Proper Running Form and Muscular Efficiency

If you have already read about our 4 laws of training then you have an idea of what our training system is all about. If you have not read them yet we recommend you check them out first. Either way here is our take on running form and how to train for it.

Wherever you look for training to become a better and faster runner, you will always hear about proper running form. Why is form so important? First off I would like to say that at runwithpower we do not argue the fact that proper running form certainly will improve your running. We differ from most trainers and coaches as to exactly what proper running “form” is. Let me demonstrate this in as few words as possible (a series of books could literally be published on this topic). Most running and speed coaches will try to “teach” athletes what to do with their arms, their knees, their posture, their ankles, so on and so forth, in order to achieve what we would say is the most efficient running stride possible. It’s not hard to recognize when some has improper running form. You literally can see it in the fact that when you watch any group of people running side by side, they all look different.

If there is such thing as the “most efficient stride” then it will look just about the same in every person, doesn’t matter if they areIMG_1565 tall, short, or whatever. If you have been reading about our training philosophy up to this point, maybe you have begun to pick up on our reasoning that when we talk about the correct anatomical position on the structural joints and full range of motion due to an efficient muscular system, when training according to the 4 Laws we have described, all this translates to correct running form.

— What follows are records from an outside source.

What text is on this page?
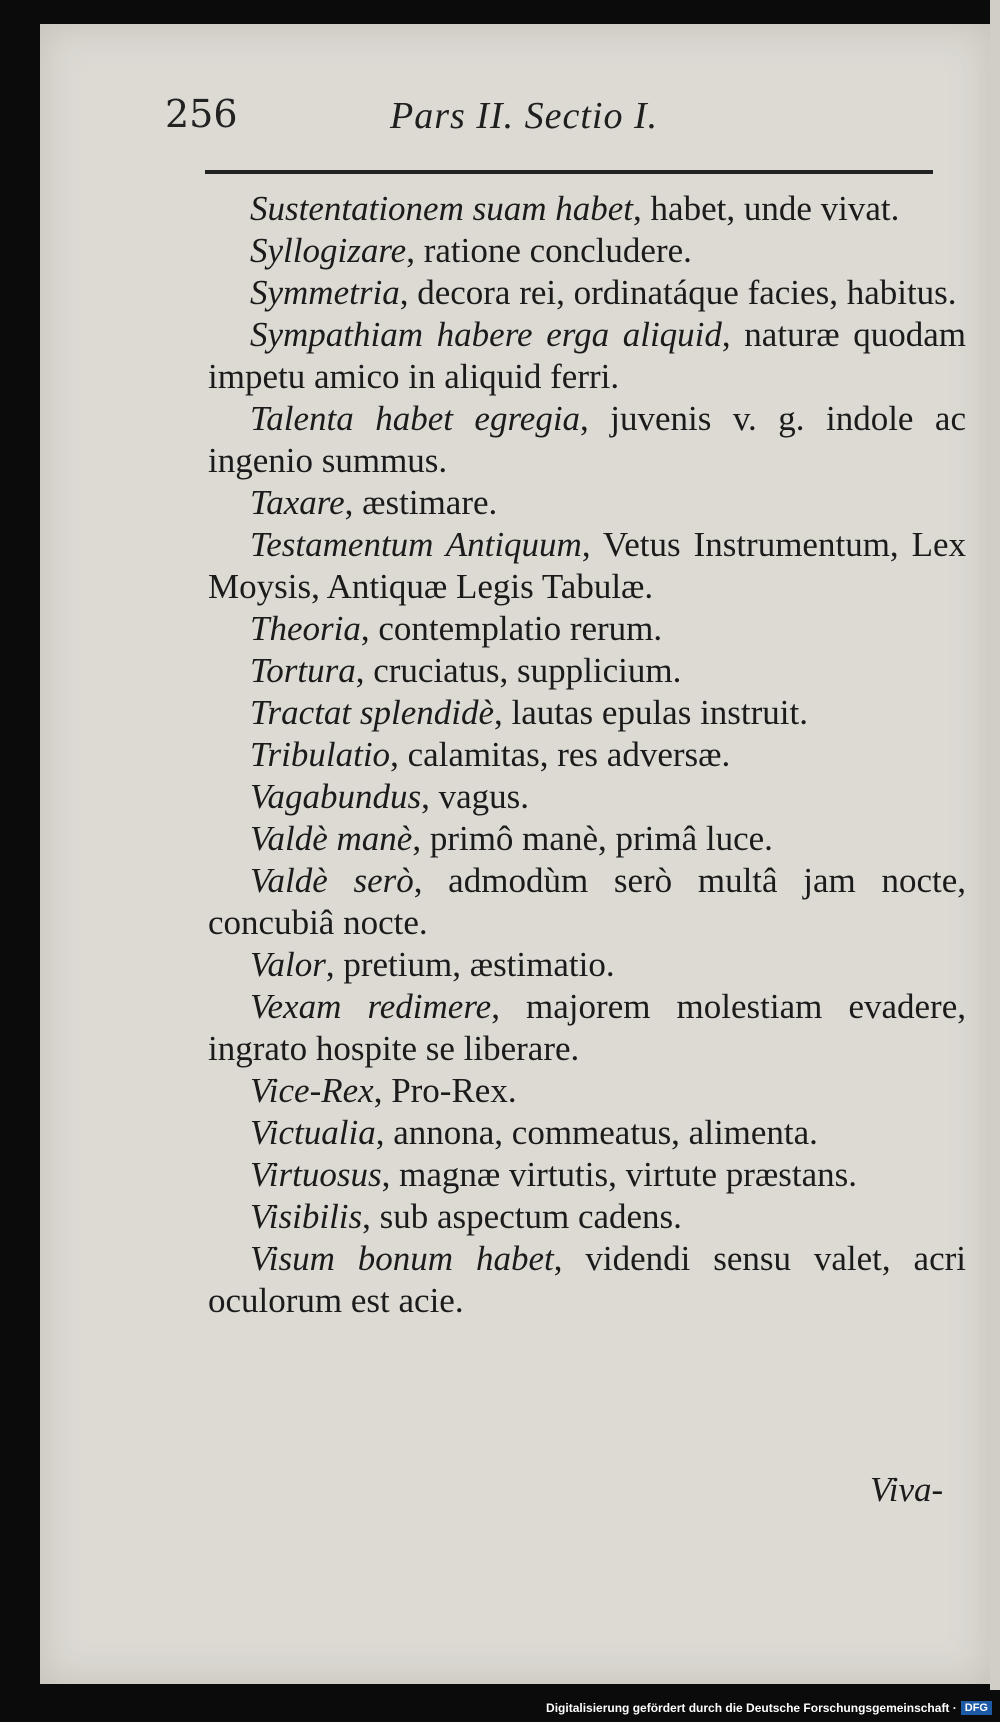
256	Pars II. Sectio I.

Sustentationem suam habet, habet, unde vivat.

Syllogizare, ratione concludere.

Symmetria, decora rei, ordinatáque facies, habitus.

Sympathiam habere erga aliquid, naturæ quodam impetu amico in aliquid ferri.

Talenta habet egregia, juvenis v. g. indole ac ingenio summus.

Taxare, æstimare.

Testamentum Antiquum, Vetus Instrumentum, Lex Moysis, Antiquæ Legis Tabulæ.

Theoria, contemplatio rerum.

Tortura, cruciatus, supplicium.

Tractat splendidè, lautas epulas instruit.

Tribulatio, calamitas, res adversæ.

Vagabundus, vagus.

Valdè manè, primô manè, primâ luce.

Valdè serò, admodùm serò multâ jam nocte, concubiâ nocte.

Valor, pretium, æstimatio.

Vexam redimere, majorem molestiam evadere, ingrato hospite se liberare.

Vice-Rex, Pro-Rex.

Victualia, annona, commeatus, alimenta.

Virtuosus, magnæ virtutis, virtute præstans.

Visibilis, sub aspectum cadens.

Visum bonum habet, videndi sensu valet, acri oculorum est acie.

Viva-
Digitalisierung gefördert durch die Deutsche Forschungsgemeinschaft · DFG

So in effect, we don’t necessarily believe that you can teach someone proper running form, especially if their muscular system has inefficiencies that affect how their skeletal system is positioned and literally moves. You have to train the body according to the 4 Laws of training we have described in order to allow the body to naturally begin to run with better, more efficient form.

An analogy we use frequently is comparing the body to a car. Think of the alignment of a car’s wheels and how the performance of a car might be affected if the wheels were slightly, or drastically, off. A sprinter could be compared to a high performance race car. A long distance runner might be comparable to any car driving thousands of miles. The point is, in the race car analogy, a serious accident could occur if the wheels weren’t aligned properly, or the engine might have to work significantly harder to accelerate a car with poorly aligned wheels. In the analogy of a long drive, they will wear out quickly if they are off, as well as you will get less gas milage over the course of a long trip, say if the tires were flat. The flat, misaligned wheels of a car can easily be compared to skeletal misalignments in our bodies that negatively affect our overall performance.

So our idea of running with proper form is similar to driving a finely tuned car. The difference is you can’t teach a car to realign its wheels. Adjustments have to be made to the actual car itself, just as we have to literally train our muscular system to reposition our joints in a manner that promotes more efficient movement. You can’t just teach someone to run with a more efficient stride. It must be a byproduct of efficient training.